- Born: 1958 or 1959 (age 67–68) Northside, Dublin
- Education: Trinity College Dublin
- Known for: stem cell transplantation
- Spouse: Jude
- Children: 3
- Scientific career
- Workplaces: Our Lady's Children's Hospital, Crumlin

= Owen Smith (physician) =

Irish haematologist and academic

Owen Patrick Smith (born 1958/1959) is an Irish haematologist. He was the Regius Professor of Physic at Trinity College, Dublin between 2014 and 2020. He has also been Professor of Haematology at Trinity since 2002 and Professor of Paediatric and Adolescent Haematology at University College Dublin since 2015.

==Early life and education==
Smith was born and raised on the Northside of Dublin, before beginning his education at Trinity College Dublin. As a child, Smith lost his cousin due to childhood leukaemia, which he says has inspired him to find a cure. He graduated from Trinity College, Dublin in 1980 and conducted his postgraduate training at the Royal Free Hospital.

==Career==
While working at the Royal Free Hospital, Smith joined a six-month joint effort with the Great Ormond Street Hospital in stem cell transplantation. Upon its conclusion, he was offered a consultancy position but decline and accepted a job offer from the Harcourt Street Children's Hospital. In 1998, he received the Junior Chamber Ireland's National Outstanding Young Person of the Year Award in the area of Scientific Development.
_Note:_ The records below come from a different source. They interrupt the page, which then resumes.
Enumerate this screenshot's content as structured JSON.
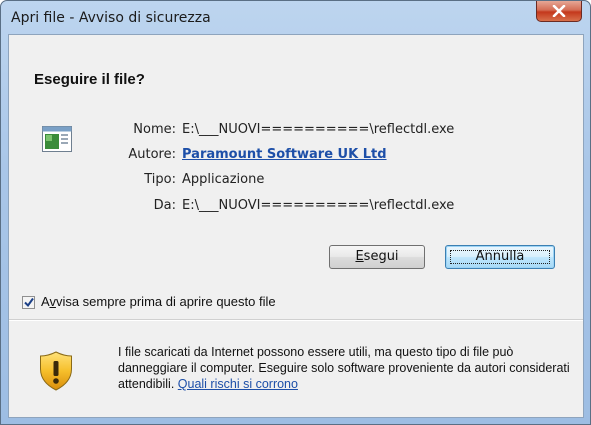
{
  "window": {
    "title": "Apri file - Avviso di sicurezza"
  },
  "dialog": {
    "heading": "Eseguire il file?",
    "fields": {
      "name_label": "Nome:",
      "name_value": "E:\\___NUOVI==========\\reflectdl.exe",
      "author_label": "Autore:",
      "author_value": "Paramount Software UK Ltd",
      "type_label": "Tipo:",
      "type_value": "Applicazione",
      "from_label": "Da:",
      "from_value": "E:\\___NUOVI==========\\reflectdl.exe"
    },
    "buttons": {
      "run_first": "E",
      "run_rest": "segui",
      "cancel": "Annulla"
    },
    "checkbox": {
      "checked": true,
      "label_before": "A",
      "label_mnemonic": "v",
      "label_after": "visa sempre prima di aprire questo file"
    },
    "warning": {
      "text": "I file scaricati da Internet possono essere utili, ma questo tipo di file può danneggiare il computer. Eseguire solo software proveniente da autori considerati attendibili.",
      "link": "Quali rischi si corrono"
    }
  },
  "colors": {
    "link": "#1d4fa8",
    "close_button": "#c4381c",
    "shield": "#f2b21b"
  }
}
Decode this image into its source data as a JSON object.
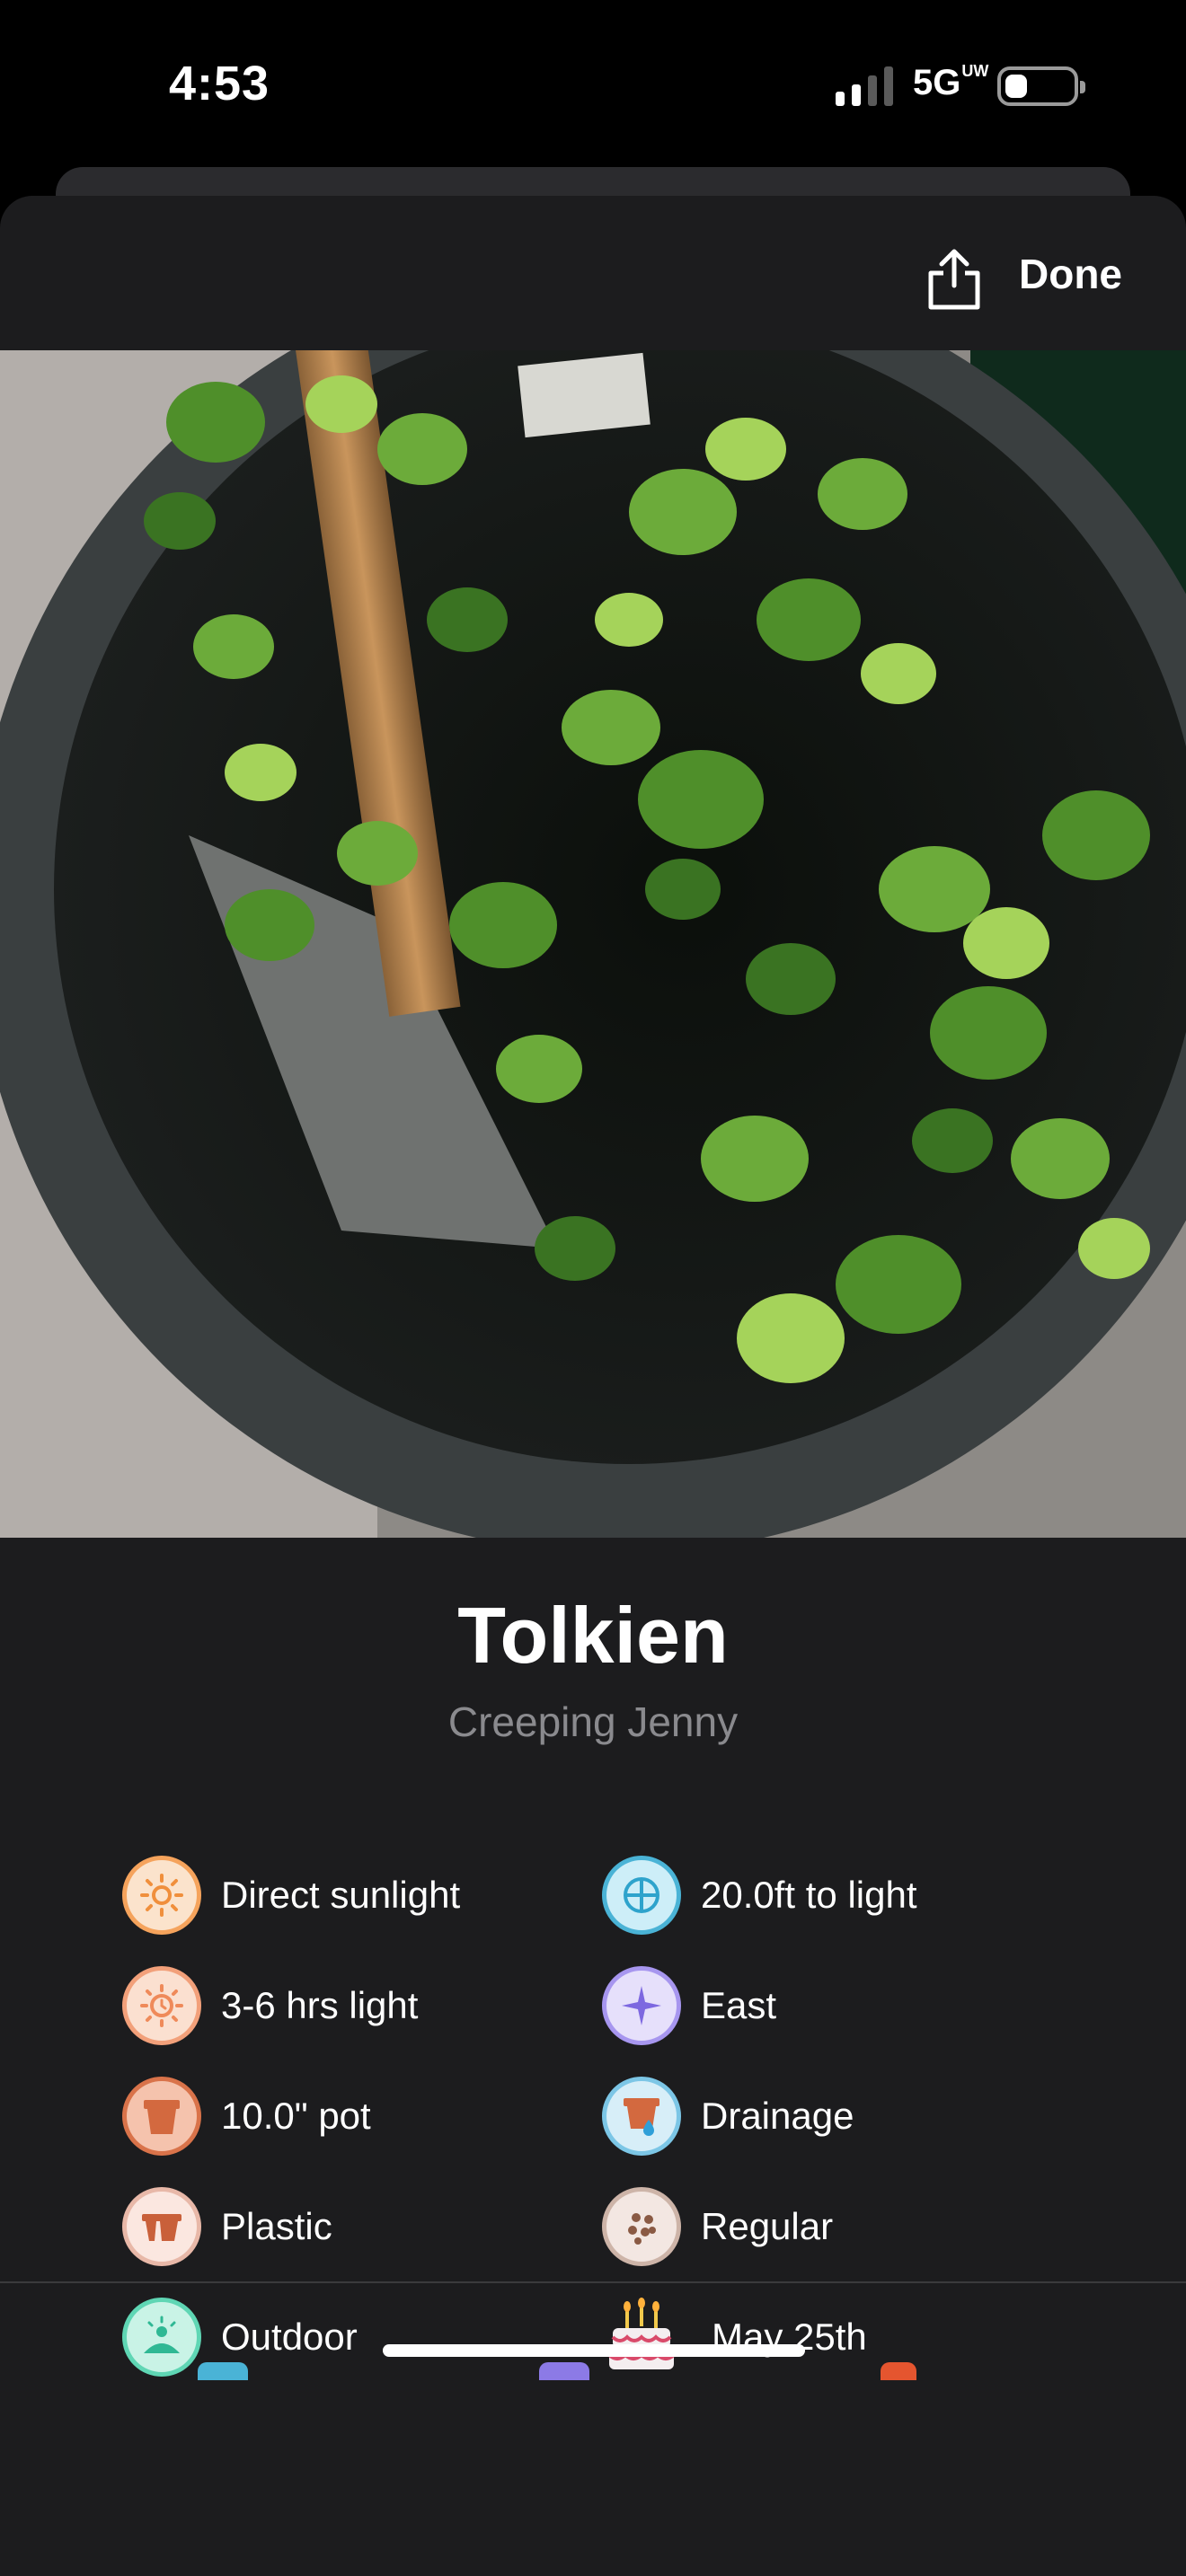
{
  "status_bar": {
    "time": "4:53",
    "network": "5G",
    "network_sup": "UW"
  },
  "header": {
    "done_label": "Done"
  },
  "plant": {
    "name": "Tolkien",
    "species": "Creeping Jenny"
  },
  "attributes_left": [
    {
      "icon": "sun-icon",
      "label": "Direct sunlight"
    },
    {
      "icon": "sun-clock-icon",
      "label": "3-6 hrs light"
    },
    {
      "icon": "pot-icon",
      "label": "10.0\" pot"
    },
    {
      "icon": "plastic-pot-icon",
      "label": "Plastic"
    },
    {
      "icon": "outdoor-icon",
      "label": "Outdoor"
    }
  ],
  "attributes_right": [
    {
      "icon": "window-icon",
      "label": "20.0ft to light"
    },
    {
      "icon": "compass-star-icon",
      "label": "East"
    },
    {
      "icon": "drainage-pot-icon",
      "label": "Drainage"
    },
    {
      "icon": "soil-icon",
      "label": "Regular"
    },
    {
      "icon": "birthday-cake-icon",
      "label": "May 25th"
    }
  ],
  "colors": {
    "background": "#1c1c1e",
    "sun": "#f5a35c",
    "pot": "#d9734a",
    "window": "#4ab3d6",
    "compass": "#8c7ae6",
    "outdoor": "#3cc9a6"
  }
}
In 2002, Smith was appointed Professor of Haematology at the Faculty of Medical and Dental Sciences at Trinity College Dublin. He was made an honorary fellow of Trinity College Dublin in 2009. He eventually became the Regius Professor of Physic at Trinity College, Dublin. In 2015, Smith received an honorary Order of the British Empire for his major contributions to Irish medicine.

==Research==
Smith is a principal investigator at the National Children's Research Centre (NCRC), Crumlin, and Systems Biology Ireland, University College Dublin; his research focuses on the protein C activation pathway and the systemic inflammatory response syndrome.

In 2016, Smith was appointed the Ireland East Hospital Group (IEHG) Clinical Director of their Clinical Academic Directorate in Cancer (CADC). In this role, he oversaw the launch of a partnership between University College Dublin and IEHG to form the CADC, touted as the "largest cancer treatment centre in the country." Two years later, Smith was appointed the national clinical lead for Childhood, Adolescent and Young Adult Cancers by the National Cancer Control Programme. He also co-published a study on Juvenile myelomonocytic leukemia which showed that the cancer cells could be broken into three subgroups through analysis of DNA methylation.

==Personal life==
Smith and his wife Jude have three children together.